The Scottish Social Services Council (SSSC) is responsible for registering and regulating people employed in social services. There are currently over 198,000 social service workers in Scotland. These include people employed in social work, social care, care homes and nurseries.

It is estimated that by the year 2020, approximately 10% of the Scottish workforce will require to be registered with the SSSC.  To be eligible for SSSC registration, an individual must be employed in a role which is regulated by the Care Inspectorate.  Registration is already compulsory for many types of social service worker and compulsory registration is being gradually phased in for many other roles.  You can see the compulsory registration timetable at:

In August this year, significant changes were made to the legislation which governs registration with the SSSC.  These changes impact particularly on social service workers taking up a new role.  Anyone commencing employment within a group to which SSSC registration currently applies (again, see the link above) will have to apply for registration as soon as is reasonably practicable.  Crucially, it is necessary for the registration to be achieved within 6 months of the person starting in their new role.

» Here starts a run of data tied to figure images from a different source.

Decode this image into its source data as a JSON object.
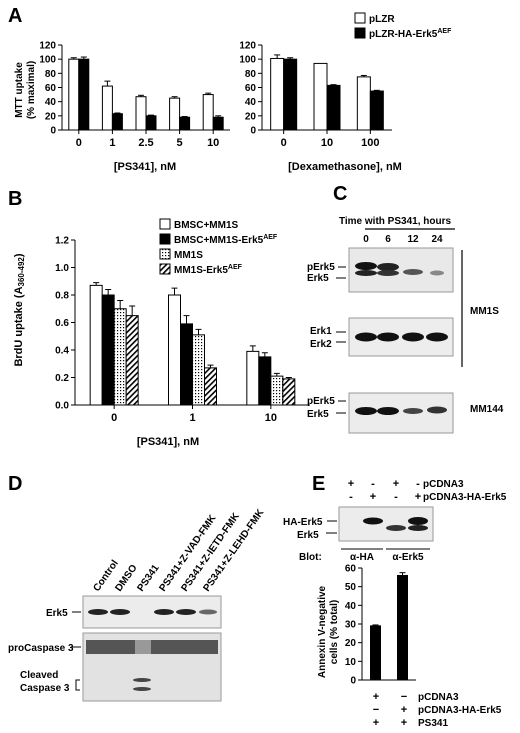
{
  "panels": {
    "A": "A",
    "B": "B",
    "C": "C",
    "D": "D",
    "E": "E"
  },
  "panelA": {
    "legend": [
      {
        "label": "pLZR",
        "sup": "",
        "color": "#ffffff"
      },
      {
        "label": "pLZR-HA-Erk5",
        "sup": "AEF",
        "color": "#000000"
      }
    ],
    "left_xlabel": "[PS341], nM",
    "right_xlabel": "[Dexamethasone], nM",
    "ylabel_line1": "MTT uptake",
    "ylabel_line2": "(% maximal)"
  },
  "panelB": {
    "legend": [
      {
        "label": "BMSC+MM1S",
        "sup": ""
      },
      {
        "label": "BMSC+MM1S-Erk5",
        "sup": "AEF"
      },
      {
        "label": "MM1S",
        "sup": ""
      },
      {
        "label": "MM1S-Erk5",
        "sup": "AEF"
      }
    ],
    "ylabel": "BrdU uptake (A",
    "ylabel_sub": "360-492",
    "ylabel_end": ")",
    "xlabel": "[PS341], nM"
  },
  "panelC": {
    "title": "Time with PS341, hours",
    "times": [
      "0",
      "6",
      "12",
      "24"
    ],
    "labels": {
      "perk5_a": "pErk5",
      "erk5_a": "Erk5",
      "erk1": "Erk1",
      "erk2": "Erk2",
      "perk5_b": "pErk5",
      "erk5_b": "Erk5",
      "mm1s": "MM1S",
      "mm144": "MM144"
    }
  },
  "panelD": {
    "lanes": [
      "Control",
      "DMSO",
      "PS341",
      "PS341+Z-VAD-FMK",
      "PS341+Z-IETD-FMK",
      "PS341+Z-LEHD-FMK"
    ],
    "erk5": "Erk5",
    "procasp": "proCaspase 3",
    "cleaved1": "Cleaved",
    "cleaved2": "Caspase 3"
  },
  "panelE": {
    "pm_rows": [
      {
        "label": "pCDNA3",
        "signs": [
          "+",
          "-",
          "+",
          "-"
        ]
      },
      {
        "label": "pCDNA3-HA-Erk5",
        "signs": [
          "-",
          "+",
          "-",
          "+"
        ]
      }
    ],
    "ha_erk5": "HA-Erk5",
    "erk5": "Erk5",
    "blot": "Blot:",
    "blot_ha": "α-HA",
    "blot_erk5": "α-Erk5",
    "ylabel_line1": "Annexin V-negative",
    "ylabel_line2": "cells (% total)",
    "bottom_rows": [
      {
        "label": "pCDNA3",
        "signs": [
          "+",
          "−"
        ]
      },
      {
        "label": "pCDNA3-HA-Erk5",
        "signs": [
          "−",
          "+"
        ]
      },
      {
        "label": "PS341",
        "signs": [
          "+",
          "+"
        ]
      }
    ]
  },
  "chart_data": [
    {
      "type": "bar",
      "panel": "A-left",
      "categories": [
        "0",
        "1",
        "2.5",
        "5",
        "10"
      ],
      "series": [
        {
          "name": "pLZR",
          "values": [
            100,
            62,
            47,
            45,
            50
          ],
          "errors": [
            2,
            7,
            2,
            2,
            2
          ]
        },
        {
          "name": "pLZR-HA-Erk5AEF",
          "values": [
            100,
            23,
            20,
            18,
            18
          ],
          "errors": [
            3,
            1,
            1,
            1,
            2
          ]
        }
      ],
      "ylim": [
        0,
        120
      ],
      "yticks": [
        0,
        20,
        40,
        60,
        80,
        100,
        120
      ],
      "xlabel": "[PS341], nM",
      "ylabel": "MTT uptake (% maximal)"
    },
    {
      "type": "bar",
      "panel": "A-right",
      "categories": [
        "0",
        "10",
        "100"
      ],
      "series": [
        {
          "name": "pLZR",
          "values": [
            101,
            94,
            75
          ],
          "errors": [
            5,
            0,
            2
          ]
        },
        {
          "name": "pLZR-HA-Erk5AEF",
          "values": [
            100,
            63,
            55
          ],
          "errors": [
            2,
            1,
            1
          ]
        }
      ],
      "ylim": [
        0,
        120
      ],
      "yticks": [
        0,
        20,
        40,
        60,
        80,
        100,
        120
      ],
      "xlabel": "[Dexamethasone], nM"
    },
    {
      "type": "bar",
      "panel": "B",
      "categories": [
        "0",
        "1",
        "10"
      ],
      "series": [
        {
          "name": "BMSC+MM1S",
          "values": [
            0.87,
            0.8,
            0.39
          ],
          "errors": [
            0.02,
            0.05,
            0.04
          ]
        },
        {
          "name": "BMSC+MM1S-Erk5AEF",
          "values": [
            0.8,
            0.59,
            0.35
          ],
          "errors": [
            0.04,
            0.06,
            0.03
          ]
        },
        {
          "name": "MM1S",
          "values": [
            0.7,
            0.51,
            0.21
          ],
          "errors": [
            0.06,
            0.04,
            0.02
          ]
        },
        {
          "name": "MM1S-Erk5AEF",
          "values": [
            0.65,
            0.27,
            0.19
          ],
          "errors": [
            0.07,
            0.02,
            0.01
          ]
        }
      ],
      "ylim": [
        0,
        1.2
      ],
      "yticks": [
        0,
        0.2,
        0.4,
        0.6,
        0.8,
        1.0,
        1.2
      ],
      "xlabel": "[PS341], nM",
      "ylabel": "BrdU uptake (A360-492)"
    },
    {
      "type": "bar",
      "panel": "E",
      "categories": [
        "pCDNA3",
        "pCDNA3-HA-Erk5"
      ],
      "values": [
        29,
        56
      ],
      "errors": [
        0.5,
        1.5
      ],
      "ylim": [
        0,
        60
      ],
      "yticks": [
        0,
        10,
        20,
        30,
        40,
        50,
        60
      ],
      "ylabel": "Annexin V-negative cells (% total)"
    }
  ]
}
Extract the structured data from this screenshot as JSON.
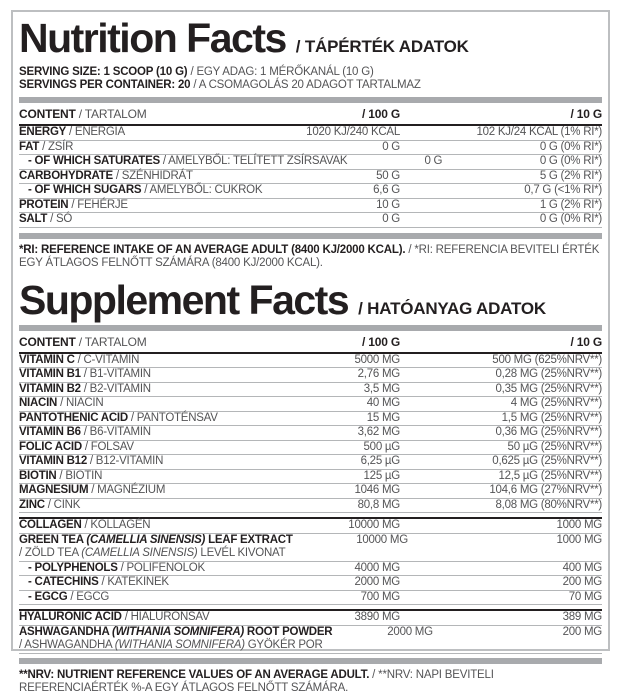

These requirements have fairly significant implications because they are not restricted to those entering the social services sector for the first time.   Workers who are already SSSC registered will need to comply with the procedure if they are taking up a new role either with the same employer or with a new employer and where the new rule falls within one of the groups for which the register is currently open.  For example, a supervisor in a care home for adults would need to register as a residential childcare worker if they elected for a change of job as a childcare worker.  The change will not affect jobholders who are already registered and who will remain in the same role.

This also impacts on employers of social service workers who are under a legal duty to ensure that all of their staff members are registered as appropriate.  An employer who employs an unregistered worker beyond the 6 month window would be committing an offence.

Workers who do not immediately hold the qualifications for registration need not panic.  It is possible for registration to be granted subject to the qualifications being attained within a specified period.